In 1986, data from 25,000 major trauma outcome study patients were used to relate Trauma and Injury Severity Score (TRISS) values to survival probability. The resulting norms have been widely used. Motivated by TRISS limitations, A Severity Characterization of Trauma (ASCOT) was introduced in 1990. The objective of this study was to evaluate and compare TRISS and ASCOT probability predictions using carefully collected and independently reviewed data not used in the development of those norms.

Design

This was a prospective data collection for consecutive admissions to four level I trauma centers participating in a major trauma outcome study.

Materials and Methods

Data from 14,296 patients admitted to the four study sites between October 1987 through 1989 were used.
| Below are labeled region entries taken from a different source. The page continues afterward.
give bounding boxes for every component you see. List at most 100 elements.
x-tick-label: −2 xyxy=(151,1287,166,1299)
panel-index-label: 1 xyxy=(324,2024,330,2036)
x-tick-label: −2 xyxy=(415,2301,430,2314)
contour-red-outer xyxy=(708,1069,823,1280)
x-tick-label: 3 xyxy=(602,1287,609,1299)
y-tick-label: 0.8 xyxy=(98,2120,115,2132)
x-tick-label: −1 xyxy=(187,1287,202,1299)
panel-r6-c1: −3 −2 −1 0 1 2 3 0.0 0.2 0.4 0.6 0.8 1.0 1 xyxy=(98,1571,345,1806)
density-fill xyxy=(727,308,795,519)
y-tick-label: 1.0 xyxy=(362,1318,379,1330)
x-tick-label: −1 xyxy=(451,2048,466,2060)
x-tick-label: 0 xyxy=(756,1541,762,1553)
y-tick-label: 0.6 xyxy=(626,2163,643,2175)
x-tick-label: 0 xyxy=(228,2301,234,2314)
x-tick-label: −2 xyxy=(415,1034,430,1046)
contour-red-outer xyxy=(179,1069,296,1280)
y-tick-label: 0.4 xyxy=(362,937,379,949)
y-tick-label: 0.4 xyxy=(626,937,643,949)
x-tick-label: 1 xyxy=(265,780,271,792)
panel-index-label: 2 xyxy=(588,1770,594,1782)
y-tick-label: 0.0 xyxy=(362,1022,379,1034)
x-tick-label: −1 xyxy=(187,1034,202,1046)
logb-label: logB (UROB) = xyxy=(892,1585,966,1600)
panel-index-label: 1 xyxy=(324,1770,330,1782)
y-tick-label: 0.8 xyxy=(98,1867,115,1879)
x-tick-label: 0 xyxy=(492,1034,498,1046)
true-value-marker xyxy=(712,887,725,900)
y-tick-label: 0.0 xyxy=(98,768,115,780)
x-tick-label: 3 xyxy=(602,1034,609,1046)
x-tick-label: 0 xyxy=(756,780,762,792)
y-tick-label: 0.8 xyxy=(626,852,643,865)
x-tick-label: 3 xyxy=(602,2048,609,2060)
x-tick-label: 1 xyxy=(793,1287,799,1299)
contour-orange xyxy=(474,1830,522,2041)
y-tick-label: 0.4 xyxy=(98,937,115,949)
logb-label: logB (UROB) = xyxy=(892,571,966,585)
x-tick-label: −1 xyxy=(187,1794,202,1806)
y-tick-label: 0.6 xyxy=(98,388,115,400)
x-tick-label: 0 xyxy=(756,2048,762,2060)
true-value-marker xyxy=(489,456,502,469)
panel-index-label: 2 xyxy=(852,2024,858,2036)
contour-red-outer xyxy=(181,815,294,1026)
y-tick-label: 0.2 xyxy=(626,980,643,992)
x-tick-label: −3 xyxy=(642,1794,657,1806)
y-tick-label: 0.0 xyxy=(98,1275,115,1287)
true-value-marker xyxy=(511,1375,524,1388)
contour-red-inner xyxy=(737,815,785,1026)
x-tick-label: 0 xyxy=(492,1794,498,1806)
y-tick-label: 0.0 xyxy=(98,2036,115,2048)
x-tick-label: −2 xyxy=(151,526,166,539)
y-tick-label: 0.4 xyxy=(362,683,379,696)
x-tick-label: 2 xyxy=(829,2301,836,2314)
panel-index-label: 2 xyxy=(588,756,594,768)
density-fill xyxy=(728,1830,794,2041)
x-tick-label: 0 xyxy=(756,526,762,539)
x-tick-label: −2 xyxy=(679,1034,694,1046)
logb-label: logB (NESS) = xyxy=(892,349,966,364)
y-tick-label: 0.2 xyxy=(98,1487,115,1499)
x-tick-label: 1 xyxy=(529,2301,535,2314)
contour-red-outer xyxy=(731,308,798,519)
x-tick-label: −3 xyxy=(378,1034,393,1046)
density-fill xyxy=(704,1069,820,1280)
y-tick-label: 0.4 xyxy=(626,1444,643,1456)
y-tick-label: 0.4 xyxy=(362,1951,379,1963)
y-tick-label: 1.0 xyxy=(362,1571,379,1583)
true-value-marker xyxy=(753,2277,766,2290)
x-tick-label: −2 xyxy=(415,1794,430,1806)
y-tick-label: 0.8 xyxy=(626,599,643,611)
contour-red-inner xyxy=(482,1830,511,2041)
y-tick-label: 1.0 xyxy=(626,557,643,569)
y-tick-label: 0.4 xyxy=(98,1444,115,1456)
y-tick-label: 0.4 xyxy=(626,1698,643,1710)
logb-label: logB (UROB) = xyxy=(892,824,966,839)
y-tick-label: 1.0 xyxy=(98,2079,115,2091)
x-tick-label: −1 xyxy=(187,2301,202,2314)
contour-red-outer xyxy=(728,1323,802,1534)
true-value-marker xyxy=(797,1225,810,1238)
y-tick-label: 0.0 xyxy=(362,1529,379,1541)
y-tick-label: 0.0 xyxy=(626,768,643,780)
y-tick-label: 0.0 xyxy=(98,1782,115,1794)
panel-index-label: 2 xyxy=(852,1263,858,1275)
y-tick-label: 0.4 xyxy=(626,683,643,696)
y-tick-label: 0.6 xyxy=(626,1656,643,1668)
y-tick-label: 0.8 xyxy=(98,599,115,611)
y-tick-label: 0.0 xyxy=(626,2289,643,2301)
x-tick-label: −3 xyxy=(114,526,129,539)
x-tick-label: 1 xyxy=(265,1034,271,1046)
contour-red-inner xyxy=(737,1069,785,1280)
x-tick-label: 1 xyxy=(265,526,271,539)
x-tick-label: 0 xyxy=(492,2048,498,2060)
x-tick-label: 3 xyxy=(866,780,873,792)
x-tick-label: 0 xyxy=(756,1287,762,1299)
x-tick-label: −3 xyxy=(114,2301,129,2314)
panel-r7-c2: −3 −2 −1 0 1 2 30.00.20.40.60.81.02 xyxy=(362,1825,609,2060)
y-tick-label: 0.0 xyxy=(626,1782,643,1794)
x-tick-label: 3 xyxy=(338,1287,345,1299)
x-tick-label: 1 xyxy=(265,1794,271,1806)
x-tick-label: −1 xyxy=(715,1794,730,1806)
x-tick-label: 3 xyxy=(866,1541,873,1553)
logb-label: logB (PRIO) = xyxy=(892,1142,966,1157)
The indices were evaluated using measures of discrimination (disparity, sensitivity, specificity, misclassification rate, and area under the receiver-operating characteristic curve) and calibration [Hosmer-Lemeshow goodness-of-fit statistic (H-L)].

Measurements and Main Results

For blunt-injured adults, ASCOT has higher sensitivity than TRISS (69.3 vs. 64.3) and meets the criterion for model calibration (H-L statistic < 15.5) needed for accurate z and W scores. The TRISS does not meet the calibration criterion (H-L = 30.7). For adults with penetrating injury, ASCOT has a substantially lower H-L value than TRISS (20.3 vs. 138.4), but neither meets the criterion. Areas under TRISS and ASCOT ROC curves are not significantly different and exceed 0.91 for blunt-injured adults and 0.95 for adults with penetrating injury. For pediatric patients, TRISS and ASCOT sensitivities (near 77%) and areas under receiver-operating characteristic curves (both exceed 0.96) are comparable, and both models satisfy the H-L criterion.

Conclusions

In this age of health care decisions influenced by outcome evaluations, ASCOT's more precise description of anatomic injury and its improved calibration with actual outcomes argue for its adoption as the standard method for outcome prediction.